Why Michael Malarkey Says New Show 'Project Blue Book' Was 'Written in the Stars' (Exclusive)
When it came to landing Project Blue Book, fate seemed to stepped in for Michael Malarkey.
The Vampire Diaries alum stars alongside Game of Thrones' Aidan Gillen in History's newest drama, which centers on the Air Force's real-life Project Blue Book investigation into unexplainable phenomena from 1952 to 1969. Gillen plays famed astrophysicist Dr. J. Allen Hynek in the series created by David O'Leary, while Malarkey takes on the role of Hynek's partner, Captain Michael Quinn.
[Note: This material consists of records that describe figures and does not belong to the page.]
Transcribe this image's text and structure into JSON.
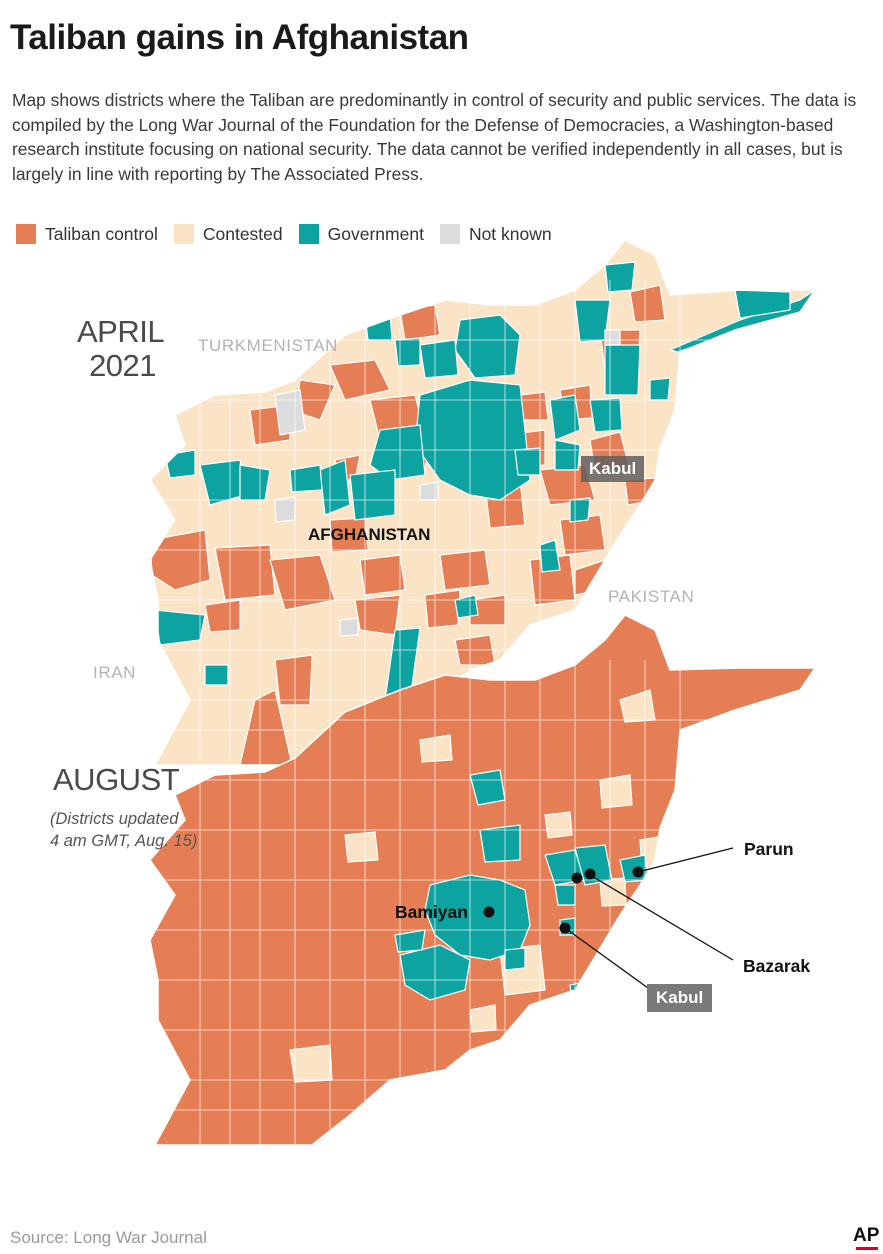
{
  "title": "Taliban gains in Afghanistan",
  "description": "Map shows districts where the Taliban are predominantly in control of security and public services. The data is compiled by the Long War Journal of the Foundation for the Defense of Democracies, a Washington-based research institute focusing on national security. The data cannot be verified independently in all cases, but is largely in line with reporting by The Associated Press.",
  "legend": [
    {
      "label": "Taliban control",
      "color": "#e57e54"
    },
    {
      "label": "Contested",
      "color": "#fbe4c6"
    },
    {
      "label": "Government",
      "color": "#0da3a0"
    },
    {
      "label": "Not known",
      "color": "#dcdcdc"
    }
  ],
  "maps": {
    "april": {
      "heading_line1": "APRIL",
      "heading_line2": "2021",
      "countries": {
        "turkmenistan": "TURKMENISTAN",
        "pakistan": "PAKISTAN",
        "iran": "IRAN"
      },
      "country_label": "AFGHANISTAN",
      "city": "Kabul"
    },
    "august": {
      "heading": "AUGUST",
      "note_line1": "(Districts updated",
      "note_line2": "4 am GMT, Aug. 15)",
      "places": {
        "parun": "Parun",
        "bamiyan": "Bamiyan",
        "bazarak": "Bazarak"
      },
      "city": "Kabul"
    }
  },
  "source": "Source: Long War Journal",
  "credit": "AP"
}
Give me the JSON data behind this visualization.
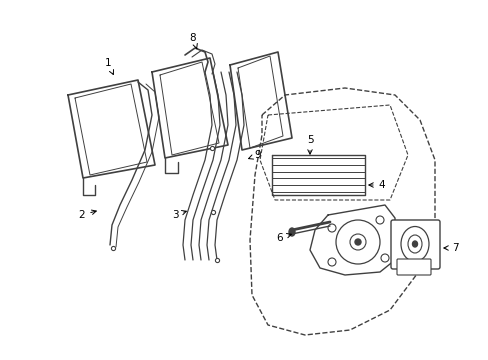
{
  "bg_color": "#ffffff",
  "line_color": "#404040",
  "text_color": "#000000",
  "fig_width": 4.89,
  "fig_height": 3.6,
  "dpi": 100
}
Quinn isn't a real person, but he's inspired by one -- Air Force officer Edward J. Ruppelt -- and the rest of Project Blue Book is pretty much as based on reality as one can get in a primetime drama. What drew Malarkey to the show what that focus on fact over fiction -- and Project Blue Book's ties to his past.
"I grew up 20 minutes away from the Project Blue Book Headquarters at Wright-Patterson Air Force Base in Ohio, so it felt like a full circle of sorts," he tells ET. "It was like it was written in the stars."
Malarkey, born to an Irish American father and British mother, later returned to England, where he studied at the London Academy of Music and Dramatic Art, and lived in the same area as Gillen -- though, the Project Blue Book co-stars didn't know it at the time. "There's so many coincidences around this show; you'd think it was about aliens or something," he jokes, noting that they've also worked with one of the History show's directors, Alex Graves, separately in the past. It was music, however, not TV, that really bonded Malarkey and Gillen; that, and perhaps their desire to buck the status quo with their new roles.
Gillen, fresh off of Game of Thrones, told ET during a March visit to Project Blue Book's set that he was looking forward to creating a bit of separation between himself and his GOT character, Littlefinger. "It'd be nice to be known, hopefully, for not as a scheming evildoer," he shared. For Malarkey, who had just spent four seasons as vampire Enzo on The Vampire Diaries, it was just important not to get "pigeonholed."
"I am always trying to do a 180 from the last thing I did," he explains. "Obviously, there is a supernatural element [to Project Blue Book] by definition, and we take certain artistic liberties, but it’s a whole different kettle of fish [than The Vampire Diaries]. I suppose it called more on my training in theater than anything I’ve done on TV or film."
"For me, the biggest challenges are often also the most fun aspects of the work. I like to be challenged and to push myself harder than I did on the last job," he continues. Malarkey was challenged in spades while stepping into Quinn's shoes.
The 35-year-old actor immersed himself on research at the Wright Patterson Air Force Base to understand what it was like to get into the skin of an Air Force Man. "I'd go do my shopping as Quinn, do the laundry as Quinn," he recalls. He also did things more adrenaline-filled -- and higher off the ground. "I felt like it was important for me to do flying lessons... I honestly haven't been that terrified in a long time, but wanted to feel what it was like to remain composed under extreme circumstances, because that is one of the integral parts of Quinn's character."
"At the end of the day, you have to soak up all the facts, but it’s more about getting the soul right," he concedes, no matter how much he loves research. "You have to meet the character in the middle."
As for whether Quinn and Hynek meet in the middle on Project Blue Book, that's another story. "We start off very skeptical of one another," Malarkey teases, praising Gillen's "intelligent, warm and actually quite kooky" portrayal of Hynek. "Aiden's a master of bringing a real complexity to his roles, but keeping it brilliantly subtle. He's like a duck on water, so focused and composed, but working his a** off all the time. His interpretation of Hynek is truly brilliant."
Malarkey is equally impressed by how Project Blue Book -- which also stars Laura Mennell, Ksenia Solo, Michael Harney and Neal McDonough -- turned out.
"The great thing about this show, is that the tables are constantly turning. It's a historical thriller noir," he says, calling the series a "career highlight for me," and insisting regardless of viewer's belief -- or non-belief -- in aliens, it's worth tuning into. "Aesthetically speaking, the spec of the show is pure class. It's a proper big-scale show -- one that I think everyone will be able to connect to in some way or another. And it's highly addictive."
Project Blue Book premieres Tuesday, Jan. 8 at 10 p.m. ET/PT on History.